Grant Thompson, a freshman in Arizona, was not amused, however.

“My friends hacked my Fortnite [account]! I was on level 63 and now I’m on 47. They stole all of my leaderboards, too,” Thompson said. “I’m so devoted to Fortnite- I even cleared out extra space on my phone by archiving extra, unimportant things like my FICA app and the phone app.”

It brings into question why we pay so much for so-seemingly little.

“As a consumer, I am indignant. My parents paid good money for this phone, and I deserve to get what they paid for!”

Thompson was impressed with the effect discovering the bug had on his social life.

“Quite a few of my friends know of it and think it’s pretty cool,” Thompson said (Shaban/TWP). “Shannon Majeski let me sit at her lunch table yesterday. Shannon. Majeski.”

As chants of AppleGate rang out, with disgruntled customers rioting in the streets, it became increasingly clear that this is Apple’s nadir. The criticism was largely a result of Apple’s so-called commitment to security and privacy.

According to recent reports, the FaceTime breach has been branded ‘FacePalm’ by security researchers, who say Apple’s security team should have known better (Perlroth/TNYT).
“We again apologize to our customers and we thank them for their patience,” Apple said.  “In addition to addressing the bug that was reported, our team conducted a thorough security audit of the FaceTime service and made additional updates to both the FaceTime app and server to improve security,” (Shaban/TWP).

One such update wasn’t in the FaceTime app directly.

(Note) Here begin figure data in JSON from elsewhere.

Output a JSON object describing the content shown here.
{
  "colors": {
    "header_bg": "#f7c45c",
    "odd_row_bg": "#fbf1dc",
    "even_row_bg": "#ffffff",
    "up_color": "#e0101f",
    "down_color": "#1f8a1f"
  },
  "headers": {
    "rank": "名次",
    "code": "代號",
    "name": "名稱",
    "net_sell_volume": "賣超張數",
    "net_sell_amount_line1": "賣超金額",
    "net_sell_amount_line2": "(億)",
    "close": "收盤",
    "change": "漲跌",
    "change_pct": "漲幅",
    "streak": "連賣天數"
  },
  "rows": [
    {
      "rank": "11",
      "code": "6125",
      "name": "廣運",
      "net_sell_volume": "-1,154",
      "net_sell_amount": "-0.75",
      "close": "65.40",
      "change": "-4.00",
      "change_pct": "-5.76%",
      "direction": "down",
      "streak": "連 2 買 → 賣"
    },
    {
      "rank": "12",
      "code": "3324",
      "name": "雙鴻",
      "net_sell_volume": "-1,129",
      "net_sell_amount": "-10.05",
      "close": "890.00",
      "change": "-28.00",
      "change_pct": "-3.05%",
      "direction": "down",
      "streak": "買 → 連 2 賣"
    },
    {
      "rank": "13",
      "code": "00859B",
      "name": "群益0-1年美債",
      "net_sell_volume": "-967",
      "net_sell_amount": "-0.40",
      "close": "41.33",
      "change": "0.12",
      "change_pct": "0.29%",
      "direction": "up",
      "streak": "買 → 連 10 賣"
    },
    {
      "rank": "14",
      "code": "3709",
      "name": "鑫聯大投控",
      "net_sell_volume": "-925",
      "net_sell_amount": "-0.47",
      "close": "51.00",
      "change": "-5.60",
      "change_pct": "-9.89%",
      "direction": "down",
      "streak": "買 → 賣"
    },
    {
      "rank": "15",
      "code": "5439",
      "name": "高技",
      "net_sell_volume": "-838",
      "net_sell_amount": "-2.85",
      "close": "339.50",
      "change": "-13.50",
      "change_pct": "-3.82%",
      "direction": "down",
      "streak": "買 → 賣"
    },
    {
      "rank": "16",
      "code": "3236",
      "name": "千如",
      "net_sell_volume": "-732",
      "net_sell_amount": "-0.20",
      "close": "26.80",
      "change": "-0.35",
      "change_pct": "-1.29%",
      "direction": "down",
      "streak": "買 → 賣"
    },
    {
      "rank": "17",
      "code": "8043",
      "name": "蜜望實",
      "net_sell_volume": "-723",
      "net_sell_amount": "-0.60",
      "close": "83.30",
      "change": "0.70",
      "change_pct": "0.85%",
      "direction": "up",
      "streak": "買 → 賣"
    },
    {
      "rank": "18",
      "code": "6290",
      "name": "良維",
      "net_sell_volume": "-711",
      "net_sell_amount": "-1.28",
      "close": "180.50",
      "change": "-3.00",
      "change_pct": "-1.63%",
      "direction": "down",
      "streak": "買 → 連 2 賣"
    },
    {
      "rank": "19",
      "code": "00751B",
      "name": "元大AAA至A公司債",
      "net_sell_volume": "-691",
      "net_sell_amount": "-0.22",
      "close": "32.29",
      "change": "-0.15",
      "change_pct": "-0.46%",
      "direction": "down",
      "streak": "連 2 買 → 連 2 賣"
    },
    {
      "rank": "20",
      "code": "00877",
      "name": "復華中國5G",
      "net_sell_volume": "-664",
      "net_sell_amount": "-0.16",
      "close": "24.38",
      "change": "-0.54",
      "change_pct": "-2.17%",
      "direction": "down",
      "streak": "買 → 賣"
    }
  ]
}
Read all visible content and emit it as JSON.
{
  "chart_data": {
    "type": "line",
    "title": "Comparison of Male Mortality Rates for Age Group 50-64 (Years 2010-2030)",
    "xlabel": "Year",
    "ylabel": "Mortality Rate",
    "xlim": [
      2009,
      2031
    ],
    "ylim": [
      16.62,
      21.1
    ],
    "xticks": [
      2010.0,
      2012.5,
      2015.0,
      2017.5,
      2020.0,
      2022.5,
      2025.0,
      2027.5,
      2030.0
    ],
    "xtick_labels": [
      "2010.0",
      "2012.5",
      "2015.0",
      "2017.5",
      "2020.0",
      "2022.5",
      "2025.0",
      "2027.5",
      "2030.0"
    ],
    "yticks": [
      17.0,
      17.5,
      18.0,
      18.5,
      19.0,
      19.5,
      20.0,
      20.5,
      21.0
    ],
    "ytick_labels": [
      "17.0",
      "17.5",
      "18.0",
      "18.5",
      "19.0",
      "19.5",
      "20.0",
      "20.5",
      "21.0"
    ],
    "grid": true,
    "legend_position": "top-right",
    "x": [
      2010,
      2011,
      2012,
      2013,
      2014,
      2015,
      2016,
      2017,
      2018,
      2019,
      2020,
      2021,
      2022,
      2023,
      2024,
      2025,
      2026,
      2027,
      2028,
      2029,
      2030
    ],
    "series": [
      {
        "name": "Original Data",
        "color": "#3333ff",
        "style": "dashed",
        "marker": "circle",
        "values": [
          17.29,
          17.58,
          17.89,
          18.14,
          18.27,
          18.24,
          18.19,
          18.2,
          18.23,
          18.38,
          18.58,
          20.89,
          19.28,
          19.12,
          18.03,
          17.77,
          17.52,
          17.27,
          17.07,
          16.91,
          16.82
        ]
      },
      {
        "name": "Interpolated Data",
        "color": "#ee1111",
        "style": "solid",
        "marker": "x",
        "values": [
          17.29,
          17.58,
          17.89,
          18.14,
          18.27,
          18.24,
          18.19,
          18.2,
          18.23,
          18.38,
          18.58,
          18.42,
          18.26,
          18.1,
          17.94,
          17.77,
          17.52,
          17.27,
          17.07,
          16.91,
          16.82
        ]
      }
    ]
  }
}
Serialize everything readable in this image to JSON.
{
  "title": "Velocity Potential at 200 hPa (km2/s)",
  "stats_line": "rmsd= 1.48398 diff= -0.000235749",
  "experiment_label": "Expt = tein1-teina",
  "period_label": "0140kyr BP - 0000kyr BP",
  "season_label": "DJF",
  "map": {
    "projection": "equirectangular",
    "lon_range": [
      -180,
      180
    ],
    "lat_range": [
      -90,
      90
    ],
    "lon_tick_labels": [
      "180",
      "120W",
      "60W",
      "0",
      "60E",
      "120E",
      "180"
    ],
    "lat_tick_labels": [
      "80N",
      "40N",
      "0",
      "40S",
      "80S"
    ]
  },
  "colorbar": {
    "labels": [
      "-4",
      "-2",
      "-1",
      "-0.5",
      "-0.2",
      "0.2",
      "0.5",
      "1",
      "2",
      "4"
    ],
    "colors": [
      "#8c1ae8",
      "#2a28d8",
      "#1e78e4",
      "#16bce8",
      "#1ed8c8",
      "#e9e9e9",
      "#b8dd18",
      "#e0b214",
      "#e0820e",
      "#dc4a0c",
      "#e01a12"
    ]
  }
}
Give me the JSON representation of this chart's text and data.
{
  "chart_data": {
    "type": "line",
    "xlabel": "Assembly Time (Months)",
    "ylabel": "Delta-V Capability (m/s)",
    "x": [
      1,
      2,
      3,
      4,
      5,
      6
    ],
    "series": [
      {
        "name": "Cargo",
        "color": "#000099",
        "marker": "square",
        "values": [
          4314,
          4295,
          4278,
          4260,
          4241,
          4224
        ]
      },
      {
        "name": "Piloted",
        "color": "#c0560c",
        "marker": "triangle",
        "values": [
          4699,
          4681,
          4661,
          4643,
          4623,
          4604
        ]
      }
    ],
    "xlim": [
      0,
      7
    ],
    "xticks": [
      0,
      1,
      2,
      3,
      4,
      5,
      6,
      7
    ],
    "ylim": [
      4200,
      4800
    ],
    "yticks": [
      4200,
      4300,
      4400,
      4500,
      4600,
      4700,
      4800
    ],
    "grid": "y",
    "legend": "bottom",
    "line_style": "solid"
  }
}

A tweak to the Apple Terms & Conditions contributed a new “No Snitchin’” policy, with specific ramifications including loss of gaming  privileges and blocking Fortnite in seemingly-random states such as Arizona.

The Garlic interviewed a nearby passerby, who was looking very happy as she exited the Microsoft store.

“So what if this phone is slower, bulkier, and more expensive?” said Julia Orwell, a former Apple devotee. “At least Big Brother isn’t watching me.”

After our conversation, Orwell’s new Samsung Galaxy S7 promptly exploded in her hands.